Cada um desses momentos deu início a períodos de reconstrução; busca política, legislativa, jurídica e pessoal da alma que teve consequências de longo alcance, não só para as suas épocas, mas sobretudo para a nossa.

A vitória de Obama sobre a recessão econômica, a crise das hipotecas que afetou desproporcionalmente os negros americanos e as guerras no Afeganistão e no Iraque inspiraram celebrações no país e no exterior e expectativas políticas exorbitantes.

Obama acabou sendo o último presidente americano a liderar um consenso nacional de direitos civis sobre a cidadania negra, que tem sido retoricamente apoiado pelos comandantes-chefes desde a época de John F. Kennedy. Essa era bipartidária forçou democratas e republicanos a oferecer apoio ao feriado federal de Martin Luther King Jr. e o reconhecimento da importância do Mês da História Negra, que levou à criação do Museu Nacional de História e Cultura Afro-americana, o primeiro com financiamento federal.

Por trás dessas exibições públicas de unidade em torno das questões raciais estão as divisões políticas sobre ação afirmativa, integração racial em escolas públicas e bairros, diferenças raciais na saúde, riqueza, emprego e guerras culturais sobre a própria importância da identidade americana, democracia e cidadania que atormentavam Obama. presidência antes do início da era Trump.

O trauma dos últimos quatro anos, especialmente a resposta da guerrilha à pandemia de saúde e os distúrbios no Capitólio, causou muita nostalgia pela era em que o jovem Barack Obama floresceu. Tanto anseio pelo período anterior ao movimento Birther, QAnon, motins brancos e supressão de eleitores sob a liderança do Partido Republicano, e legislação anti-crítica sobre teoria racial. Antes de Trump conjurar a grande mentira sobre a eleição presidencial roubada, surgiu um curso alternativo para a nação.

O poder duradouro de Barack Obama é sua capacidade de se imaginar como um país, uma sociedade e um povo melhores. Como um jovem senador estadual, candidato à presidência e comandante-em-chefe, Obama considerou os Estados Unidos a melhor aspiração.

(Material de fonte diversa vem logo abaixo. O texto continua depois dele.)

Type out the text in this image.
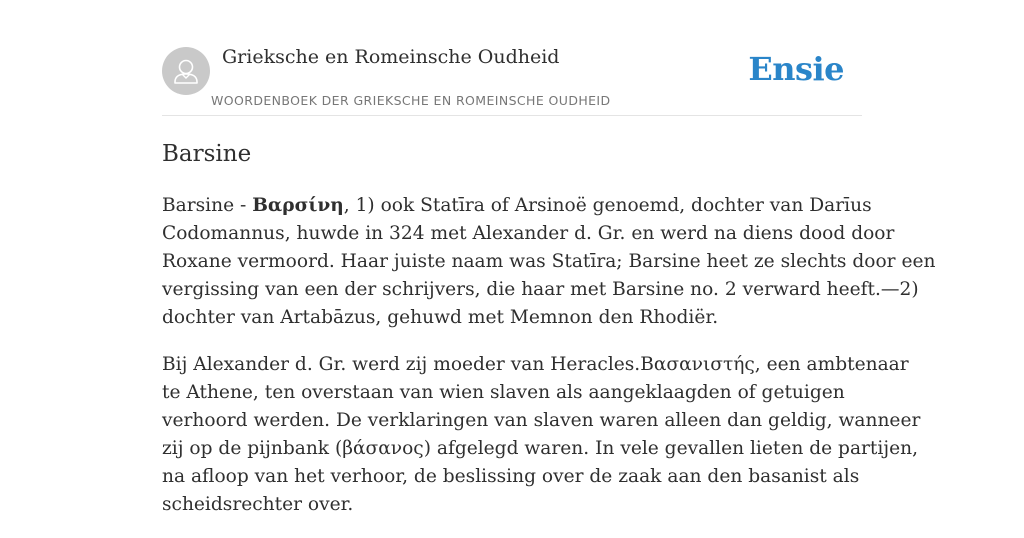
Grieksche en Romeinsche Oudheid
WOORDENBOEK DER GRIEKSCHE EN ROMEINSCHE OUDHEID
Ensie
Barsine

Barsine - Βαρσίνη, 1) ook Statīra of Arsinoë genoemd, dochter van Darīus
Codomannus, huwde in 324 met Alexander d. Gr. en werd na diens dood door
Roxane vermoord. Haar juiste naam was Statīra; Barsine heet ze slechts door een
vergissing van een der schrijvers, die haar met Barsine no. 2 verward heeft.—2)
dochter van Artabāzus, gehuwd met Memnon den Rhodiër.

Bij Alexander d. Gr. werd zij moeder van Heracles.Βασανιστής, een ambtenaar
te Athene, ten overstaan van wien slaven als aangeklaagden of getuigen
verhoord werden. De verklaringen van slaven waren alleen dan geldig, wanneer
zij op de pijnbank (βάσανος) afgelegd waren. In vele gevallen lieten de partijen,
na afloop van het verhoor, de beslissing over de zaak aan den basanist als
scheidsrechter over.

A inovação significativa da campanha de Obama não foi o uso da mídia social ou as armadilhas das celebridades que acabaram engolindo aspectos da presidência dos Estados Unidos. A capacidade de Obama de dar aos americanos uma nova interpretação de sua própria história nacional ajudou a fazer história. A narrativa de Obama explica que “o que começou como um sussurro agora se transformou em um coro que não pode ser ignorado – imparável, que soará por toda a terra como um hino que curará esta nação – consertará este mundo e fará com que você seja diferente de todo o resto. ”

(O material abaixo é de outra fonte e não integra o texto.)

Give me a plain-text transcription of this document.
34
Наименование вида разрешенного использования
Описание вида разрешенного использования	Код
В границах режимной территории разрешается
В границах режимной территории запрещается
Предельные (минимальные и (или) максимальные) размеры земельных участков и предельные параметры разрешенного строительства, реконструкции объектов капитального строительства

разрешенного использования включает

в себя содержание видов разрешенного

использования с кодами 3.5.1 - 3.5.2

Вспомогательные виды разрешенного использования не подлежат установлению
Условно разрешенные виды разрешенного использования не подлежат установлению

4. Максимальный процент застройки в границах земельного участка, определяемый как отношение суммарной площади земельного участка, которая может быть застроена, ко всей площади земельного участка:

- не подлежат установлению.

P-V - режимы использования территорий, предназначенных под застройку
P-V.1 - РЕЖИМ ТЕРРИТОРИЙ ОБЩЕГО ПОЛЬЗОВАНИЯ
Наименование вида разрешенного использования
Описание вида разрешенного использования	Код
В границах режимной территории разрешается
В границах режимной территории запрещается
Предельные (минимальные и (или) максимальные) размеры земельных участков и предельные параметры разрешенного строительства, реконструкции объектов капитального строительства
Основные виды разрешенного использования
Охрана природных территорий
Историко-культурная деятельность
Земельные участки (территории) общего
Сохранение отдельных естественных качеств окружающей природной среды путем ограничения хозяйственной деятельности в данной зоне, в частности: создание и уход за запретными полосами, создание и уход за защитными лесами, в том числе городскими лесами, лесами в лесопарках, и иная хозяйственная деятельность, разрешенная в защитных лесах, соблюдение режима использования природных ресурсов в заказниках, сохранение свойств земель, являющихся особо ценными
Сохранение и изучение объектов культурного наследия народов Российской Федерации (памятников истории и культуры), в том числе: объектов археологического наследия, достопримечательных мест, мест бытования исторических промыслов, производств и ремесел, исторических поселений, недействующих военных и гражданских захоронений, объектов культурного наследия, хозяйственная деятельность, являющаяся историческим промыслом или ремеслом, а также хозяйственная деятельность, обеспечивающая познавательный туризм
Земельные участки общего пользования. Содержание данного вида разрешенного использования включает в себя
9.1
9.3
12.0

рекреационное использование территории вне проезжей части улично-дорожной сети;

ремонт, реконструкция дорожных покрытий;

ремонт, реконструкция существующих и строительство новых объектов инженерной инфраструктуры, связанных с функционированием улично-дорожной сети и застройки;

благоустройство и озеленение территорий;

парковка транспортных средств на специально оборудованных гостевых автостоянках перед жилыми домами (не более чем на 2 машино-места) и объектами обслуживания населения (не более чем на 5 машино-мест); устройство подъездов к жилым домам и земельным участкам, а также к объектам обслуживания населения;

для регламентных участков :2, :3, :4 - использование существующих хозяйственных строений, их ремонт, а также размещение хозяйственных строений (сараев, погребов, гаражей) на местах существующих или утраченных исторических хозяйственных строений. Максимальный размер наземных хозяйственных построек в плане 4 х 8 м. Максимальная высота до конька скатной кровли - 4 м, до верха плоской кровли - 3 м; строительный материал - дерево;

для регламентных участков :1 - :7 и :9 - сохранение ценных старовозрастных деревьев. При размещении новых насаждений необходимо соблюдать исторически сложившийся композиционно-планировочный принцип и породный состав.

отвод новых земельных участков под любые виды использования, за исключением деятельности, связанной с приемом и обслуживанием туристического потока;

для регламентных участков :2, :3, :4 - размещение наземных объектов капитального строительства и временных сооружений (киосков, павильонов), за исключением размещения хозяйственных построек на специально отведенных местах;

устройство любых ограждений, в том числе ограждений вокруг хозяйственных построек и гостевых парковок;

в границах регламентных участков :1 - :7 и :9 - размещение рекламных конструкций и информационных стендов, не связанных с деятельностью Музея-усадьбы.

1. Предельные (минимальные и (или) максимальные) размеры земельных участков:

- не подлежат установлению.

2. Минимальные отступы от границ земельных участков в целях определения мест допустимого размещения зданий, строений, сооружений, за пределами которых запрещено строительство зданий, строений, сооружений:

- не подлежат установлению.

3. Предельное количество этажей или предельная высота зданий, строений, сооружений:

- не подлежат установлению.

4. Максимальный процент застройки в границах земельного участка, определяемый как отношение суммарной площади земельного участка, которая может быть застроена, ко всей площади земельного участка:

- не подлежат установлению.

A poesia dessas palavras continua a ressoar, agora mais do que nunca, entre os americanos que percebem que não importa quão falho e imperfeito o navio político de Obama possa ser, os sonhos de liberdade que ele expressou no seu melhor são maiores do que qualquer líder político e podem portanto, nunca seja traído.

Obama nos chamou para sermos os melhores de uma forma que permitisse aos fãs criticar, simpatizar e celebrar seus sucessos e deficiências como se fossem nossos. Ele imaginou a América como uma grande família nacional na qual até mesmo oponentes políticos poderiam encontrar parentesco no amor pelos ideais cívicos enraizados em uma leitura generosa dos documentos fundadores, extensos o suficiente para incluir todos aqueles que ficaram de fora no momento em que este artigo foi escrito.

Ciente das divisões históricas, conflitos e mal-entendidos que ameaçavam minar continuamente a república, por um breve período Obama permitiu que o mundo visse a América como um lugar de possibilidades infinitas. Seu 60º aniversário nos leva a refletir sobre a distância aparentemente enorme que separa aquela época da nossa, bem como sobre os passos necessários para renovar a fé democrática da nação e a fé na capacidade de chegar ao país que sempre imaginamos.